Ando devagar
“Ando devagar, porque já
tive pressa. E levo esse sorriso, porque já chorei demais.”
Almir Sater
Uma senhora, que utilizava o caixa de um estabelecimento
comercial, explicava para o funcionário como ela fazia para que o feijão fosse
feito de tal maneira a não provocar flatulência. Algumas pessoas que aguardavam
na fila começaram a reclamar da demora e a senhora respondia que havia chegado
a sua vez.
Foto: Reprodução |
Essa
cena cotidiana é marcada por dois personagens que se acusavam mutuamente de
egoísmo: quem esperava não respeitou o momento da senhora conversar com o
atendente e ela, por outro lado, não se preocupou com o tempo de espera de quem
estava atrás dela.
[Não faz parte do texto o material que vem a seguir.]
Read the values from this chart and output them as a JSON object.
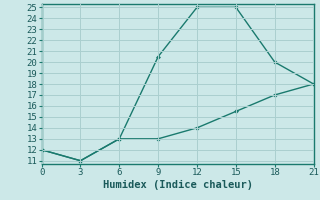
{
  "xlabel": "Humidex (Indice chaleur)",
  "line1_x": [
    0,
    3,
    6,
    9,
    12,
    15,
    18,
    21
  ],
  "line1_y": [
    12,
    11,
    13,
    20.5,
    25,
    25,
    20,
    18
  ],
  "line2_x": [
    0,
    3,
    6,
    9,
    12,
    15,
    18,
    21
  ],
  "line2_y": [
    12,
    11,
    13,
    13,
    14,
    15.5,
    17,
    18
  ],
  "line_color": "#1a7a6e",
  "bg_color": "#cce8e8",
  "grid_color": "#aacfcf",
  "xlim": [
    0,
    21
  ],
  "ylim": [
    11,
    25
  ],
  "xticks": [
    0,
    3,
    6,
    9,
    12,
    15,
    18,
    21
  ],
  "yticks": [
    11,
    12,
    13,
    14,
    15,
    16,
    17,
    18,
    19,
    20,
    21,
    22,
    23,
    24,
    25
  ],
  "label_fontsize": 7.5,
  "tick_fontsize": 6.5
}
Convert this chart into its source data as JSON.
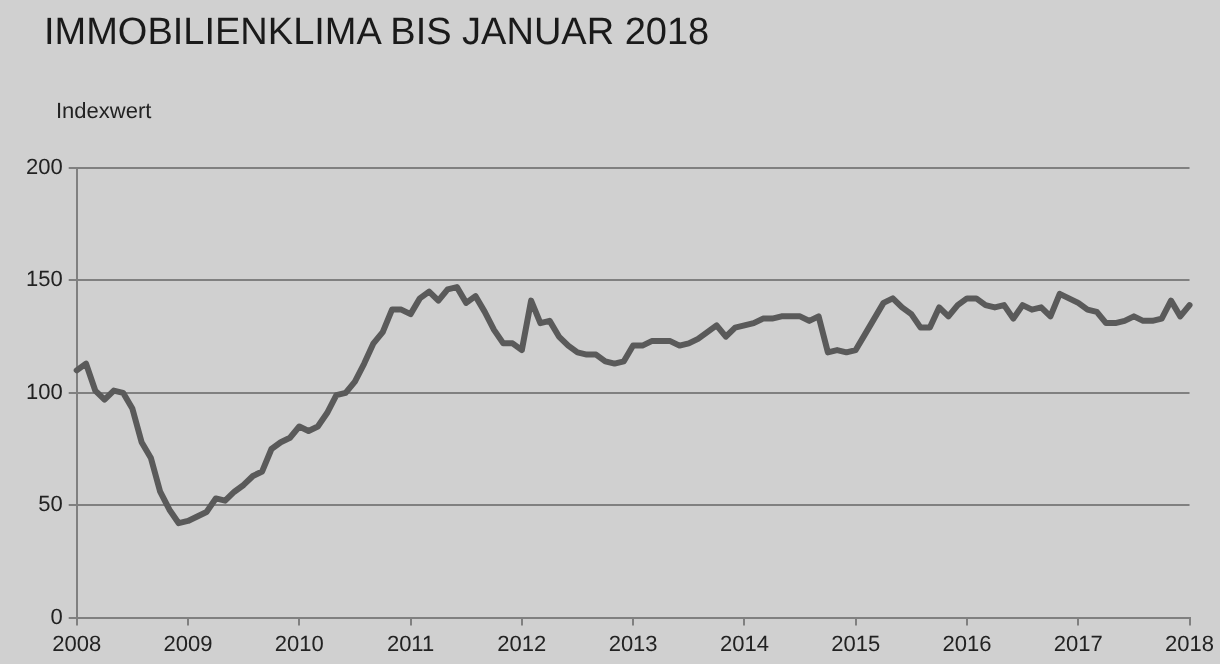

Essa parece agora a pressa que faz chorar e sofrer, a falta
de respeito em relação ao outro. A pressa por chegar a sua vez na vida, como se
para a chegada da felicidade, todos estivessem em uma fila única.
Mesmo
que o conselho mais ouvido na atualidade seja que não devemos ter pressa. Ainda
assim, escutamos um comando nas entrelinhas da cultura de que precisamos agir
para que a nossa vez de ser feliz possa chegar. As pessoas andam com pressa e
sorriem a frente de uma telinha de jogo de paciência virtual. Cada um com seu brinquedo, tranquilas apenas
quando não há interação.
Antigamente,
o imperativo de respeito aos mais velhos era utilizado com o sentido de
educação. Nos perguntamos, por que ouvir e calar deveria ser em relação aos
mais velhos e por que não a todos? Talvez porque houvesse uma confusão entre o
significado de respeito e obediência. Vivemos onde muitos daqueles que
construíram a ideia de respeito por obediência,
hoje tentam ser revolucionários criando filhos que não enxergam ninguém.
Foto: Reprodução |
Para
haver respeito, não basta obedecer. Há um esforço em quem administra espaços coletivos
para que a convivência possa ser dada com respeito através da utilização de
listas de regras cada vez mais minuciosas. Não é raro lermos, em um banheiro
público, coloque o papel na lixeira, como se o respeito ao outro pudesse ser
conquistado pela obediência a um comando do que precisa estar escrito e não
é natural. É como imaginarmos que para
não haver discussão na cena acima descrita, a duração de atendimento de cada um
tivesse que ser estipulado.
Andar devagar, porque já tivemos pressa, indica
que o passado pode nos ajudar a chorar menos, se nos questionarmos se queremos
apenas sorrir quando nossas necessidades egoístas estão satisfeitas ou se
desejamos sorrir pela empatia com o semelhante. Com pressa, podemos tratar
nossas vontades como emergenciais, mas é somente com respeito que poderemos nos
alegrar em percebermos alguém sendo feliz.